[
https://issues.apache.org/jira/browse/TEZ-3459?page=com.atlassian.jira.plugin.system.issuetabpanels:comment-tabpanel&focusedCommentId=15566278#comment-15566278
]
Kuhu Shukla edited comment on TEZ-3459 at 10/11/16 7:00 PM:
------------------------------------------------------------
I ran the jar and think I know what the issue is.

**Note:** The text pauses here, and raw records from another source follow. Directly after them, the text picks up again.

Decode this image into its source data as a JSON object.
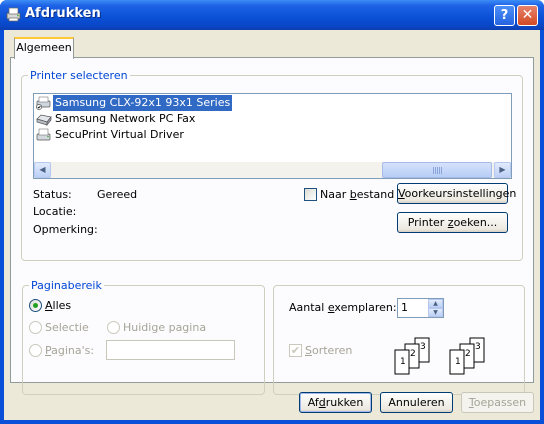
{
  "window": {
    "title": "Afdrukken",
    "help_glyph": "?",
    "close_glyph": "✕"
  },
  "tabs": [
    {
      "label": "Algemeen",
      "selected": true
    }
  ],
  "printer_group": {
    "legend": "Printer selecteren",
    "printers": [
      {
        "name": "Samsung CLX-92x1 93x1 Series",
        "selected": true,
        "icon": "printer-default-icon"
      },
      {
        "name": "Samsung Network PC Fax",
        "selected": false,
        "icon": "fax-icon"
      },
      {
        "name": "SecuPrint Virtual Driver",
        "selected": false,
        "icon": "printer-icon"
      }
    ],
    "status_label": "Status:",
    "status_value": "Gereed",
    "location_label": "Locatie:",
    "location_value": "",
    "comment_label": "Opmerking:",
    "comment_value": "",
    "print_to_file": {
      "label_pre": "Naar ",
      "label_ul": "b",
      "label_post": "estand",
      "checked": false
    },
    "preferences_button": {
      "ul": "V",
      "rest": "oorkeursinstellingen"
    },
    "find_printer_button": {
      "pre": "Printer ",
      "ul": "z",
      "post": "oeken..."
    }
  },
  "page_range_group": {
    "legend": "Paginabereik",
    "all": {
      "ul": "A",
      "rest": "lles",
      "selected": true
    },
    "selection": {
      "label": "Selectie",
      "enabled": false
    },
    "current_page": {
      "label": "Huidige pagina",
      "enabled": false
    },
    "pages": {
      "ul": "P",
      "rest": "agina's:",
      "enabled": false,
      "value": ""
    }
  },
  "copies_group": {
    "copies_label_pre": "Aantal ",
    "copies_label_ul": "e",
    "copies_label_post": "xemplaren:",
    "copies_value": "1",
    "collate": {
      "ul": "S",
      "rest": "orteren",
      "checked": true,
      "enabled": false
    },
    "collate_pages": [
      "1",
      "2",
      "3"
    ]
  },
  "buttons": {
    "print": {
      "pre": "Af",
      "ul": "d",
      "post": "rukken"
    },
    "cancel": "Annuleren",
    "apply": {
      "ul": "T",
      "rest": "oepassen",
      "enabled": false
    }
  },
  "colors": {
    "title_bar": "#0b52d8",
    "dialog_face": "#ece9d8",
    "tab_accent": "#ffc83c",
    "group_legend": "#0046d5",
    "selection": "#316ac5"
  }
}
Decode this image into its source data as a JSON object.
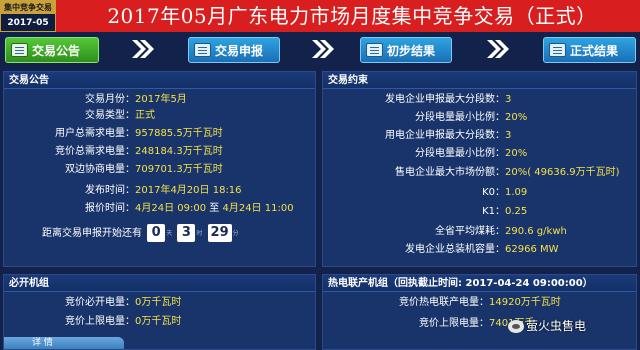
{
  "badge": {
    "top": "集中竞争交易",
    "bottom": "2017-05"
  },
  "title": "2017年05月广东电力市场月度集中竞争交易（正式）",
  "steps": [
    {
      "label": "交易公告",
      "state": "active"
    },
    {
      "label": "交易申报",
      "state": "idle"
    },
    {
      "label": "初步结果",
      "state": "idle"
    },
    {
      "label": "正式结果",
      "state": "idle"
    }
  ],
  "announcement": {
    "title": "交易公告",
    "rows": [
      {
        "label": "交易月份：",
        "value": "2017年5月"
      },
      {
        "label": "交易类型：",
        "value": "正式"
      },
      {
        "label": "用户总需求电量：",
        "value": "957885.5万千瓦时"
      },
      {
        "label": "竞价总需求电量：",
        "value": "248184.3万千瓦时"
      },
      {
        "label": "双边协商电量：",
        "value": "709701.3万千瓦时"
      },
      {
        "label": "发布时间：",
        "value": "2017年4月20日 18:16"
      },
      {
        "label": "报价时间：",
        "value_a": "4月24日 09:00",
        "mid": "至",
        "value_b": "4月24日 11:00"
      }
    ],
    "countdown": {
      "label": "距离交易申报开始还有",
      "days": "0",
      "days_unit": "天",
      "hours": "3",
      "hours_unit": "时",
      "minutes": "29",
      "minutes_unit": "分"
    }
  },
  "constraints": {
    "title": "交易约束",
    "rows": [
      {
        "label": "发电企业申报最大分段数：",
        "value": "3"
      },
      {
        "label": "分段电量最小比例：",
        "value": "20%"
      },
      {
        "label": "用电企业申报最大分段数：",
        "value": "3"
      },
      {
        "label": "分段电量最小比例：",
        "value": "20%"
      },
      {
        "label": "售电企业最大市场份额：",
        "value": "20%( 49636.9万千瓦时)"
      },
      {
        "label": "K0：",
        "value": "1.09"
      },
      {
        "label": "K1：",
        "value": "0.25"
      },
      {
        "label": "全省平均煤耗：",
        "value": "290.6 g/kwh"
      },
      {
        "label": "发电企业总装机容量：",
        "value": "62966 MW"
      }
    ]
  },
  "must_run": {
    "title": "必开机组",
    "rows": [
      {
        "label": "竞价必开电量：",
        "value": "0万千瓦时"
      },
      {
        "label": "竞价上限电量：",
        "value": "0万千瓦时"
      }
    ],
    "detail": "详 情"
  },
  "chp": {
    "title": "热电联产机组（回执截止时间: 2017-04-24 09:00:00）",
    "rows": [
      {
        "label": "竞价热电联产电量：",
        "value": "14920万千瓦时"
      },
      {
        "label": "竞价上限电量：",
        "value": "7401万千"
      }
    ]
  },
  "watermark": "萤火虫售电",
  "colors": {
    "header_red": "#d81e1e",
    "panel_bg": "#19346a",
    "value_yellow": "#f5e04a",
    "active_green": "#3fae28",
    "step_blue": "#2186cc"
  }
}
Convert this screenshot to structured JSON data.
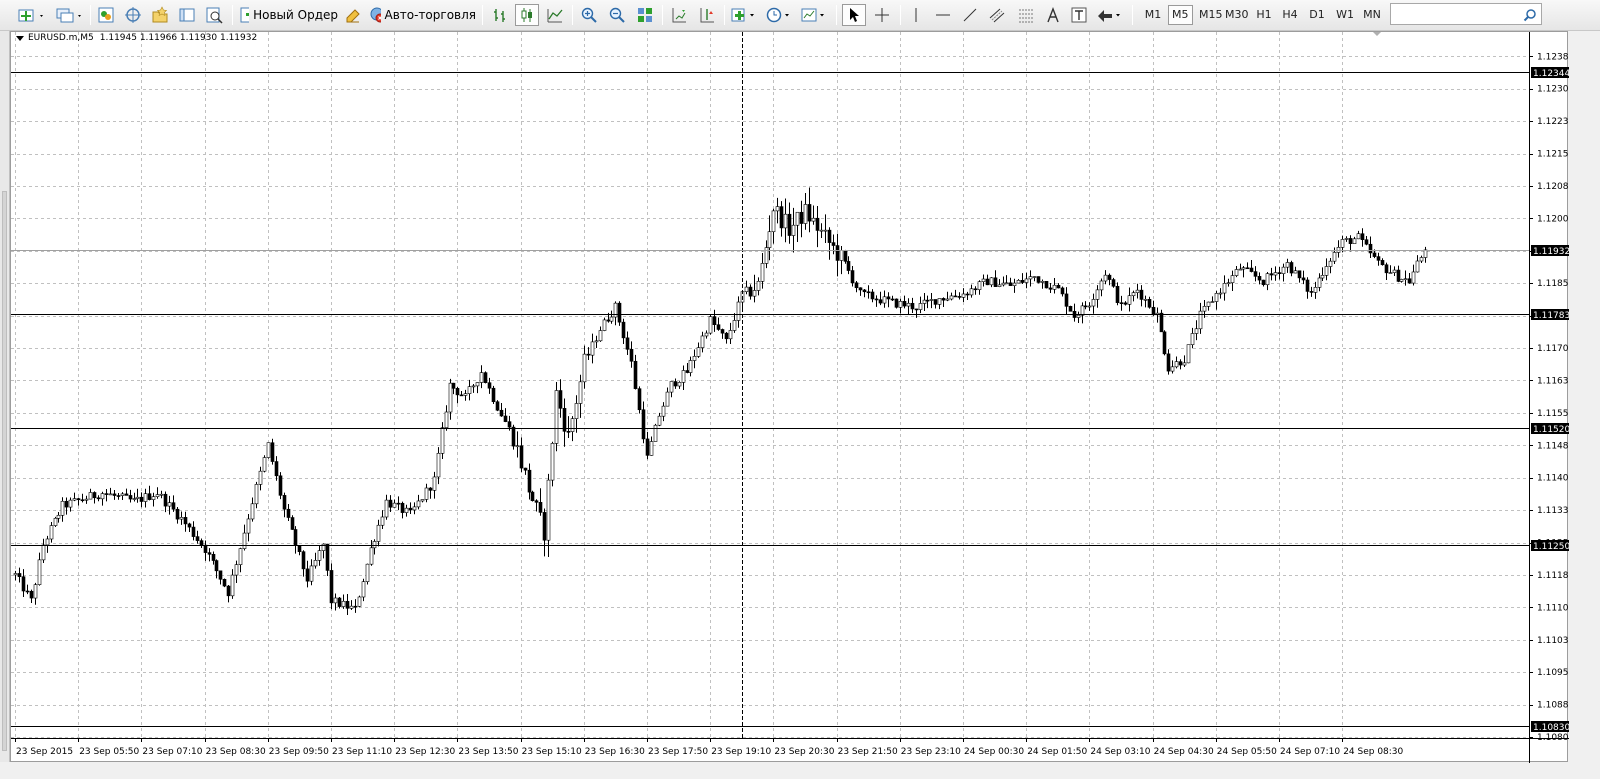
{
  "toolbar": {
    "new_order_label": "Новый Ордер",
    "autotrade_label": "Авто-торговля",
    "timeframes": [
      "M1",
      "M5",
      "M15",
      "M30",
      "H1",
      "H4",
      "D1",
      "W1",
      "MN"
    ],
    "active_timeframe": "M5",
    "search_value": "",
    "icons": [
      "new-chart-icon",
      "profiles-icon",
      "market-watch-icon",
      "navigator-icon",
      "data-window-icon",
      "terminal-icon",
      "strategy-tester-icon",
      "new-order-icon",
      "meta-editor-icon",
      "auto-trading-icon",
      "bar-chart-icon",
      "candlestick-icon",
      "line-chart-icon",
      "zoom-in-icon",
      "zoom-out-icon",
      "tile-windows-icon",
      "chart-shift-icon",
      "autoscroll-icon",
      "indicators-icon",
      "periods-icon",
      "templates-icon",
      "cursor-icon",
      "crosshair-icon",
      "vertical-line-icon",
      "horizontal-line-icon",
      "trendline-icon",
      "equidistant-channel-icon",
      "fibonacci-icon",
      "text-icon",
      "text-label-icon",
      "arrows-icon",
      "search-icon"
    ]
  },
  "chart": {
    "caption_symbol": "EURUSD.m,M5",
    "caption_ohlc": "1.11945 1.11966 1.11930 1.11932",
    "current_price": "1.11932",
    "current_price_value": 1.11932,
    "horizontal_lines": [
      {
        "value": 1.12344,
        "label": "1.12344"
      },
      {
        "value": 1.11783,
        "label": "1.11783"
      },
      {
        "value": 1.1152,
        "label": "1.11520"
      },
      {
        "value": 1.1125,
        "label": "1.11250"
      },
      {
        "value": 1.1083,
        "label": "1.10830"
      }
    ],
    "crosshair_time_index": 184,
    "colors": {
      "candle": "#000000",
      "grid": "#c0c0c0",
      "line": "#000000",
      "current_line": "#a0a0a0"
    }
  },
  "chart_data": {
    "type": "candlestick",
    "title": "EURUSD.m,M5",
    "ylim": [
      1.10805,
      1.1242
    ],
    "y_ticks": [
      "1.12380",
      "1.12305",
      "1.12230",
      "1.12155",
      "1.12080",
      "1.12005",
      "1.11930",
      "1.11855",
      "1.11780",
      "1.11705",
      "1.11630",
      "1.11555",
      "1.11480",
      "1.11405",
      "1.11330",
      "1.11255",
      "1.11180",
      "1.11105",
      "1.11030",
      "1.10955",
      "1.10880",
      "1.10805"
    ],
    "x_ticks": [
      "23 Sep 2015",
      "23 Sep 05:50",
      "23 Sep 07:10",
      "23 Sep 08:30",
      "23 Sep 09:50",
      "23 Sep 11:10",
      "23 Sep 12:30",
      "23 Sep 13:50",
      "23 Sep 15:10",
      "23 Sep 16:30",
      "23 Sep 17:50",
      "23 Sep 19:10",
      "23 Sep 20:30",
      "23 Sep 21:50",
      "23 Sep 23:10",
      "24 Sep 00:30",
      "24 Sep 01:50",
      "24 Sep 03:10",
      "24 Sep 04:30",
      "24 Sep 05:50",
      "24 Sep 07:10",
      "24 Sep 08:30"
    ],
    "x_tick_bar_index": [
      0,
      16,
      32,
      48,
      64,
      80,
      96,
      112,
      128,
      144,
      160,
      176,
      192,
      208,
      224,
      240,
      256,
      272,
      288,
      304,
      320,
      336
    ],
    "anchors": [
      [
        0,
        1.1118
      ],
      [
        4,
        1.1112
      ],
      [
        7,
        1.1125
      ],
      [
        12,
        1.1134
      ],
      [
        22,
        1.1137
      ],
      [
        30,
        1.1135
      ],
      [
        36,
        1.1137
      ],
      [
        42,
        1.1131
      ],
      [
        48,
        1.1124
      ],
      [
        54,
        1.1114
      ],
      [
        60,
        1.1135
      ],
      [
        64,
        1.1148
      ],
      [
        68,
        1.1133
      ],
      [
        74,
        1.1117
      ],
      [
        78,
        1.1125
      ],
      [
        80,
        1.1112
      ],
      [
        86,
        1.111
      ],
      [
        90,
        1.1124
      ],
      [
        94,
        1.1135
      ],
      [
        100,
        1.1132
      ],
      [
        106,
        1.114
      ],
      [
        110,
        1.1162
      ],
      [
        114,
        1.1159
      ],
      [
        118,
        1.1165
      ],
      [
        122,
        1.1157
      ],
      [
        126,
        1.115
      ],
      [
        130,
        1.1138
      ],
      [
        134,
        1.1128
      ],
      [
        137,
        1.116
      ],
      [
        140,
        1.115
      ],
      [
        144,
        1.1167
      ],
      [
        148,
        1.1175
      ],
      [
        152,
        1.118
      ],
      [
        156,
        1.1167
      ],
      [
        160,
        1.1145
      ],
      [
        163,
        1.1155
      ],
      [
        166,
        1.1162
      ],
      [
        170,
        1.1165
      ],
      [
        176,
        1.1177
      ],
      [
        180,
        1.1172
      ],
      [
        184,
        1.1183
      ],
      [
        188,
        1.1185
      ],
      [
        192,
        1.1203
      ],
      [
        196,
        1.1198
      ],
      [
        200,
        1.1202
      ],
      [
        205,
        1.1196
      ],
      [
        210,
        1.119
      ],
      [
        214,
        1.1183
      ],
      [
        218,
        1.1182
      ],
      [
        222,
        1.1181
      ],
      [
        228,
        1.118
      ],
      [
        234,
        1.1182
      ],
      [
        240,
        1.1183
      ],
      [
        246,
        1.1186
      ],
      [
        252,
        1.1185
      ],
      [
        258,
        1.1187
      ],
      [
        264,
        1.1184
      ],
      [
        268,
        1.1178
      ],
      [
        272,
        1.1181
      ],
      [
        276,
        1.1188
      ],
      [
        280,
        1.118
      ],
      [
        284,
        1.1184
      ],
      [
        289,
        1.1178
      ],
      [
        292,
        1.1166
      ],
      [
        296,
        1.1168
      ],
      [
        300,
        1.1178
      ],
      [
        304,
        1.1183
      ],
      [
        310,
        1.1189
      ],
      [
        316,
        1.1186
      ],
      [
        322,
        1.119
      ],
      [
        328,
        1.1183
      ],
      [
        332,
        1.119
      ],
      [
        336,
        1.1195
      ],
      [
        340,
        1.1196
      ],
      [
        345,
        1.119
      ],
      [
        350,
        1.1187
      ],
      [
        353,
        1.1186
      ],
      [
        355,
        1.119
      ],
      [
        357,
        1.1193
      ]
    ],
    "bar_count": 358
  }
}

The framework and fs and other counters do show up in the task level and dag
level counters as shown below- values have been overwritten. (when in yarn-tez
mode)
{code}
[INFO] [TezChild] |runtime.LogicalIOProcessorRuntimeTask|: Final Counters for
attempt_123_0001_1_00_000000_0: Counters: 28 [[File System Counters
FILE_BYTES_READ=123, FILE_BYTES_WRITTEN=123, FILE_READ_OPS=0,
FILE_LARGE_READ_OPS=0, FILE_WRITE_OPS=0, HDFS_BYTES_READ=1234,
HDFS_BYTES_WRITTEN=0, HDFS_READ_OPS=2, HDFS_LARGE_READ_OPS=0,
HDFS_WRITE_OPS=0][org.apache.tez.common.counters.TaskCounter
SPLIT_RAW_BYTES=123, SPILLED_RECORDS=123, GC_TIME_MILLIS=123,
CPU_MILLISECONDS=123, PHYSICAL_MEMORY_BYTES=123456,
VIRTUAL_MEMORY_BYTES=123456, COMMITTED_HEAP_BYTES=12345678,
INPUT_RECORDS_PROCESSED=0, INPUT_SPLIT_LENGTH_BYTES=1234, OUTPUT_RECORDS=123,
OUTPUT_BYTES=123, OUTPUT_BYTES_WITH_OVERHEAD=123, OUTPUT_BYTES_PHYSICAL=12,
ADDITIONAL_SPILLS_BYTES_WRITTEN=0, ADDITIONAL_SPILLS_BYTES_READ=0,
ADDITIONAL_SPILL_COUNT=0,
SHUFFLE_CHUNK_COUNT=1][example.MapredColorCount$ColorCounter INPUT_RECORDS=100]]
{code}
{code}
[INFO] [TezChild] |runtime.LogicalIOProcessorRuntimeTask|: Final Counters for
attempt_123_0001_1_01_000000_0: Counters: 44 [[File System Counters
FILE_BYTES_READ=123, FILE_BYTES_WRITTEN=0, FILE_READ_OPS=0,
FILE_LARGE_READ_OPS=0, FILE_WRITE_OPS=0, HDFS_BYTES_READ=0,
HDFS_BYTES_WRITTEN=123, HDFS_READ_OPS=4, HDFS_LARGE_READ_OPS=0,
HDFS_WRITE_OPS=2][org.apache.tez.common.counters.TaskCounter
REDUCE_INPUT_GROUPS=12, REDUCE_INPUT_RECORDS=1234, COMBINE_INPUT_RECORDS=0,
SPILLED_RECORDS=123, NUM_SHUFFLED_INPUTS=5, NUM_SKIPPED_INPUTS=0,
NUM_FAILED_SHUFFLE_INPUTS=0, MERGED_MAP_OUTPUTS=5, GC_TIME_MILLIS=12,
CPU_MILLISECONDS=1234, PHYSICAL_MEMORY_BYTES=12345678,
VIRTUAL_MEMORY_BYTES=12345678, COMMITTED_HEAP_BYTES=12345678, OUTPUT_RECORDS=7,
ADDITIONAL_SPILLS_BYTES_WRITTEN=0, ADDITIONAL_SPILLS_BYTES_READ=123,
SHUFFLE_BYTES=123, SHUFFLE_BYTES_DECOMPRESSED=1234, SHUFFLE_BYTES_TO_MEM=0,
SHUFFLE_BYTES_TO_DISK=0, SHUFFLE_BYTES_DISK_DIRECT=123,
NUM_MEM_TO_DISK_MERGES=0, NUM_DISK_TO_DISK_MERGES=0, SHUFFLE_PHASE_TIME=12,
MERGE_PHASE_TIME=123, FIRST_EVENT_RECEIVED=12, LAST_EVENT_RECEIVED=12][Shuffle
Errors BAD_ID=0, CONNECTION=0, IO_ERROR=0, WRONG_LENGTH=0, WRONG_MAP=0,
WRONG_REDUCE=0][example.MapredColorCount$ColorCounter OUTPUT_RECORDS=7]]
{code}
The issue is when we try to retrieve those counters, the Tez {{YarnRunner}}
returns an empty counter object :
{code}
public Counters getJobCounters(JobID jobId)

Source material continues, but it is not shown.